Bu sıkıntılı parçanın ardından başlayan ve “Eh işte” kıvamında olan “Macabre”, beni sabrımın sonlarına doğru seyahate çıkarıyor. Kendi hâlinde orta tempo seyreden ve birkaç dinlemede alışılabilecek kalibredeki şarkı, yarısına geldiğinde “YENİ10 DAKKALIK CANEY CANEY POTPORİ RİTİM” videosu kıvamında bir forma dönüşüyor ve Finlandiya esintili Lorke olup çıkıveriyor. Black metal şarkılarında vokallerin zaman zaman atmosferi güçlendirmek için attıkları bol balgamlı şeytani kahkahaların da eksik olmadığı oynak kısım, davulcunun ritim kaçırıp trampete yanlış zamanda vurmasıyla iyice saçmalaşıyor. Oynak kısmın bitimiyle başlayan ilkokul terk melodi ve kel başa şimşir tarak temalı solo ise albümü dinlemekle ne kadar ciddi bir yanlışa düştüğümü acımasızca yüzüme vuruyor. Albümün prodüksiyon kısmı özellikle uğraşılıp kötü yapılmış izlenimi veriyor ve içinde iyice melodiler olan “Worthless” gibi safi Fin işi şarkılar da genel berbatlık trendinden nasipleniyor. Yapımdaki enstrümantal parça “Aegri Somnia”nın ses seviyesinin rahatsız edici yükseklikte, diğerlerinin ise dipte oluşu, can sıkan etmenler arasına kafadan giriyor.
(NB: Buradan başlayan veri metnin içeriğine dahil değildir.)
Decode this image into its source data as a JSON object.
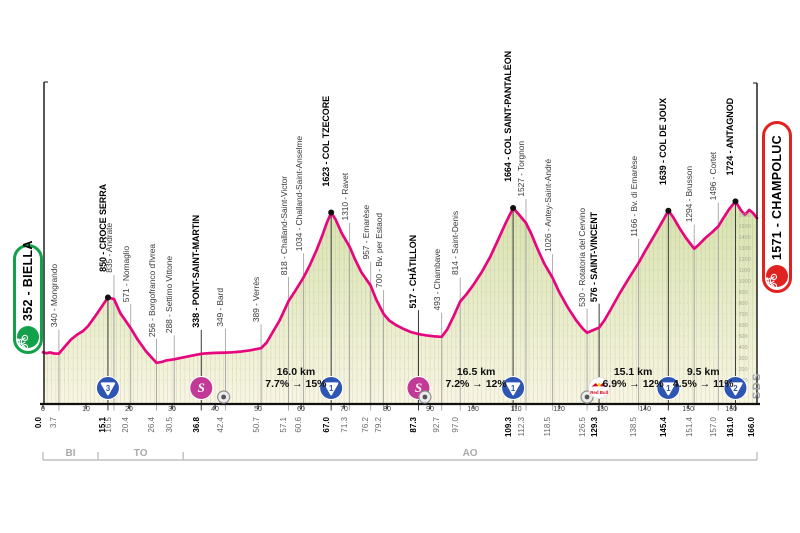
{
  "race": {
    "start_label": "352 - BIELLA",
    "finish_label": "1571 - CHAMPOLUC",
    "watermark": "SDS",
    "start_color": "#12a14b",
    "finish_color": "#e02321"
  },
  "colors": {
    "profile_line": "#e6067e",
    "fill_top": "#d7e2ae",
    "fill_bottom": "#f8f5e4",
    "grid": "#9aa46a",
    "gpm_blue": "#2f55b4",
    "sprint_magenta": "#c23a96",
    "redbull_red": "#d6001c",
    "axis_black": "#111111",
    "callout_gray": "#9a9a9a",
    "province_gray": "#b5b5b5"
  },
  "chart_data": {
    "type": "area",
    "x_unit": "km",
    "y_unit": "m",
    "x_range": [
      0,
      166
    ],
    "x_ticks": [
      0,
      10,
      20,
      30,
      40,
      50,
      60,
      70,
      80,
      90,
      100,
      110,
      120,
      130,
      140,
      150,
      160
    ],
    "elevation_scale": [
      100,
      200,
      300,
      400,
      500,
      600,
      700,
      800,
      900,
      1000,
      1100,
      1200,
      1300,
      1400,
      1500,
      1600
    ],
    "waypoints": [
      {
        "km": 0.0,
        "elev": 352,
        "name": "",
        "major": true,
        "summit": false
      },
      {
        "km": 3.7,
        "elev": 340,
        "name": "340 - Mongrando",
        "major": false,
        "summit": false
      },
      {
        "km": 15.1,
        "elev": 850,
        "name": "850 - CROCE SERRA",
        "major": true,
        "summit": true
      },
      {
        "km": 16.5,
        "elev": 835,
        "name": "835 - Andrate",
        "major": false,
        "summit": false
      },
      {
        "km": 20.4,
        "elev": 571,
        "name": "571 - Nomaglio",
        "major": false,
        "summit": false
      },
      {
        "km": 26.4,
        "elev": 256,
        "name": "256 - Borgofranco d'Ivrea",
        "major": false,
        "summit": false
      },
      {
        "km": 30.5,
        "elev": 288,
        "name": "288 - Settimo Vittone",
        "major": false,
        "summit": false
      },
      {
        "km": 36.8,
        "elev": 338,
        "name": "338 - PONT-SAINT-MARTIN",
        "major": true,
        "summit": false
      },
      {
        "km": 42.4,
        "elev": 349,
        "name": "349 - Bard",
        "major": false,
        "summit": false
      },
      {
        "km": 50.7,
        "elev": 389,
        "name": "389 - Verrès",
        "major": false,
        "summit": false
      },
      {
        "km": 57.1,
        "elev": 818,
        "name": "818 - Challand-Saint-Victor",
        "major": false,
        "summit": false
      },
      {
        "km": 60.6,
        "elev": 1034,
        "name": "1034 - Challand-Saint-Anselme",
        "major": false,
        "summit": false
      },
      {
        "km": 67.0,
        "elev": 1623,
        "name": "1623 - COL TZECORE",
        "major": true,
        "summit": true
      },
      {
        "km": 71.3,
        "elev": 1310,
        "name": "1310 - Ravet",
        "major": false,
        "summit": false
      },
      {
        "km": 76.2,
        "elev": 957,
        "name": "957 - Emarèse",
        "major": false,
        "summit": false
      },
      {
        "km": 79.2,
        "elev": 700,
        "name": "700 - Bv. per Estaod",
        "major": false,
        "summit": false
      },
      {
        "km": 87.3,
        "elev": 517,
        "name": "517 - CHÂTILLON",
        "major": true,
        "summit": false
      },
      {
        "km": 92.7,
        "elev": 493,
        "name": "493 - Chambave",
        "major": false,
        "summit": false
      },
      {
        "km": 97.0,
        "elev": 814,
        "name": "814 - Saint-Denis",
        "major": false,
        "summit": false
      },
      {
        "km": 109.3,
        "elev": 1664,
        "name": "1664 - COL SAINT-PANTALÉON",
        "major": true,
        "summit": true
      },
      {
        "km": 112.3,
        "elev": 1527,
        "name": "1527 - Torgnon",
        "major": false,
        "summit": false
      },
      {
        "km": 118.5,
        "elev": 1026,
        "name": "1026 - Antey-Saint-André",
        "major": false,
        "summit": false
      },
      {
        "km": 126.5,
        "elev": 530,
        "name": "530 - Rotatoria del Cervino",
        "major": false,
        "summit": false
      },
      {
        "km": 129.3,
        "elev": 576,
        "name": "576 - SAINT-VINCENT",
        "major": true,
        "summit": false
      },
      {
        "km": 138.5,
        "elev": 1166,
        "name": "1166 - Bv. di Emarèse",
        "major": false,
        "summit": false
      },
      {
        "km": 145.4,
        "elev": 1639,
        "name": "1639 - COL DE JOUX",
        "major": true,
        "summit": true
      },
      {
        "km": 151.4,
        "elev": 1294,
        "name": "1294 - Brusson",
        "major": false,
        "summit": false
      },
      {
        "km": 157.0,
        "elev": 1496,
        "name": "1496 - Cortet",
        "major": false,
        "summit": false
      },
      {
        "km": 161.0,
        "elev": 1724,
        "name": "1724 - ANTAGNOD",
        "major": true,
        "summit": true
      },
      {
        "km": 166.0,
        "elev": 1571,
        "name": "",
        "major": true,
        "summit": false
      }
    ],
    "profile": [
      [
        0,
        352
      ],
      [
        0.8,
        344
      ],
      [
        1.6,
        350
      ],
      [
        2.6,
        341
      ],
      [
        3.7,
        340
      ],
      [
        5,
        400
      ],
      [
        6.5,
        468
      ],
      [
        8,
        515
      ],
      [
        9.3,
        545
      ],
      [
        10.5,
        592
      ],
      [
        12,
        672
      ],
      [
        13.5,
        758
      ],
      [
        15.1,
        850
      ],
      [
        16.5,
        835
      ],
      [
        18,
        706
      ],
      [
        20.4,
        571
      ],
      [
        22,
        468
      ],
      [
        24,
        358
      ],
      [
        26.4,
        256
      ],
      [
        27.5,
        263
      ],
      [
        28.5,
        276
      ],
      [
        30.5,
        288
      ],
      [
        32,
        301
      ],
      [
        34,
        316
      ],
      [
        36.8,
        338
      ],
      [
        38,
        342
      ],
      [
        40,
        346
      ],
      [
        42.4,
        349
      ],
      [
        44,
        352
      ],
      [
        46,
        358
      ],
      [
        48,
        369
      ],
      [
        50.7,
        389
      ],
      [
        52,
        441
      ],
      [
        53.5,
        541
      ],
      [
        55,
        641
      ],
      [
        57.1,
        818
      ],
      [
        58.5,
        901
      ],
      [
        60.6,
        1034
      ],
      [
        62,
        1141
      ],
      [
        63.5,
        1271
      ],
      [
        65,
        1421
      ],
      [
        66,
        1531
      ],
      [
        67,
        1623
      ],
      [
        68,
        1561
      ],
      [
        69.5,
        1431
      ],
      [
        71.3,
        1310
      ],
      [
        72.5,
        1201
      ],
      [
        74,
        1081
      ],
      [
        76.2,
        957
      ],
      [
        77.5,
        831
      ],
      [
        79.2,
        700
      ],
      [
        80.5,
        641
      ],
      [
        82,
        601
      ],
      [
        84,
        561
      ],
      [
        85.5,
        536
      ],
      [
        87.3,
        517
      ],
      [
        89,
        506
      ],
      [
        91,
        496
      ],
      [
        92.7,
        493
      ],
      [
        94,
        561
      ],
      [
        95.5,
        681
      ],
      [
        97,
        814
      ],
      [
        98.5,
        881
      ],
      [
        100,
        961
      ],
      [
        102,
        1081
      ],
      [
        104,
        1221
      ],
      [
        106,
        1391
      ],
      [
        107.5,
        1521
      ],
      [
        109.3,
        1664
      ],
      [
        110.5,
        1611
      ],
      [
        112.3,
        1527
      ],
      [
        113.5,
        1431
      ],
      [
        115,
        1291
      ],
      [
        116.5,
        1161
      ],
      [
        118.5,
        1026
      ],
      [
        120,
        901
      ],
      [
        122,
        761
      ],
      [
        124,
        641
      ],
      [
        125.5,
        566
      ],
      [
        126.5,
        530
      ],
      [
        127.5,
        546
      ],
      [
        129.3,
        576
      ],
      [
        130.5,
        641
      ],
      [
        132,
        741
      ],
      [
        134,
        881
      ],
      [
        136,
        1011
      ],
      [
        138.5,
        1166
      ],
      [
        140,
        1271
      ],
      [
        141.5,
        1371
      ],
      [
        143,
        1471
      ],
      [
        144.3,
        1561
      ],
      [
        145.4,
        1639
      ],
      [
        146.5,
        1581
      ],
      [
        148,
        1481
      ],
      [
        149.5,
        1391
      ],
      [
        151.4,
        1294
      ],
      [
        152.5,
        1331
      ],
      [
        154,
        1391
      ],
      [
        155.5,
        1441
      ],
      [
        157,
        1496
      ],
      [
        158,
        1561
      ],
      [
        159.5,
        1651
      ],
      [
        161,
        1724
      ],
      [
        162.3,
        1641
      ],
      [
        163.2,
        1601
      ],
      [
        164.2,
        1646
      ],
      [
        165,
        1621
      ],
      [
        166,
        1571
      ]
    ],
    "climb_stats": [
      {
        "center_km": 58.8,
        "length": "16.0 km",
        "avg": "7.7%",
        "max": "15%"
      },
      {
        "center_km": 100.7,
        "length": "16.5 km",
        "avg": "7.2%",
        "max": "12%"
      },
      {
        "center_km": 137.2,
        "length": "15.1 km",
        "avg": "6.9%",
        "max": "12%"
      },
      {
        "center_km": 153.5,
        "length": "9.5 km",
        "avg": "4.5%",
        "max": "11%"
      }
    ],
    "markers": [
      {
        "km": 15.1,
        "type": "gpm",
        "label": "3"
      },
      {
        "km": 36.8,
        "type": "sprint",
        "label": "S"
      },
      {
        "km": 42.0,
        "type": "roundabout",
        "label": ""
      },
      {
        "km": 67.0,
        "type": "gpm",
        "label": "1"
      },
      {
        "km": 87.3,
        "type": "sprint",
        "label": "S"
      },
      {
        "km": 88.8,
        "type": "roundabout",
        "label": ""
      },
      {
        "km": 109.3,
        "type": "gpm",
        "label": "1"
      },
      {
        "km": 126.5,
        "type": "roundabout",
        "label": ""
      },
      {
        "km": 129.3,
        "type": "redbull",
        "label": "Red Bull"
      },
      {
        "km": 145.4,
        "type": "gpm",
        "label": "1"
      },
      {
        "km": 161.0,
        "type": "gpm",
        "label": "2"
      }
    ],
    "provinces": [
      {
        "label": "BI",
        "from_km": 0,
        "to_km": 12.8
      },
      {
        "label": "TO",
        "from_km": 12.8,
        "to_km": 32.6
      },
      {
        "label": "AO",
        "from_km": 32.6,
        "to_km": 166
      }
    ]
  }
}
“Foul of Bethlehem”, grup üyeleri tarafından alelacele kaydedilip, piyasaya çıkarılmak istenmiş gibi duruyor. Tat kaçıran prodüksiyon mevzularını pas geçseniz bile dinler dinlemez “Oha ya bunlar, şu şu şu grupların bu bu bu şarkıları,” demeniz bile albümün üzerinde çok uğraşılmadığını, bestelere pek de özenilmediğini kanıtlıyor. Yine de “Ben önüme ne çıkarsa dinlerim; black metal olsun, taştan olsun!” diyorsanız, “Foul of Bethlehem”e göz atın derim. Diğer türlü, öyle enikonu dinlenecek bir albüm değil maalesef.
Kritik için teşekkürler. Ayrıca Oğuz Sel ECLOSS – Diluvienne EP’sine bir göz atmalısın.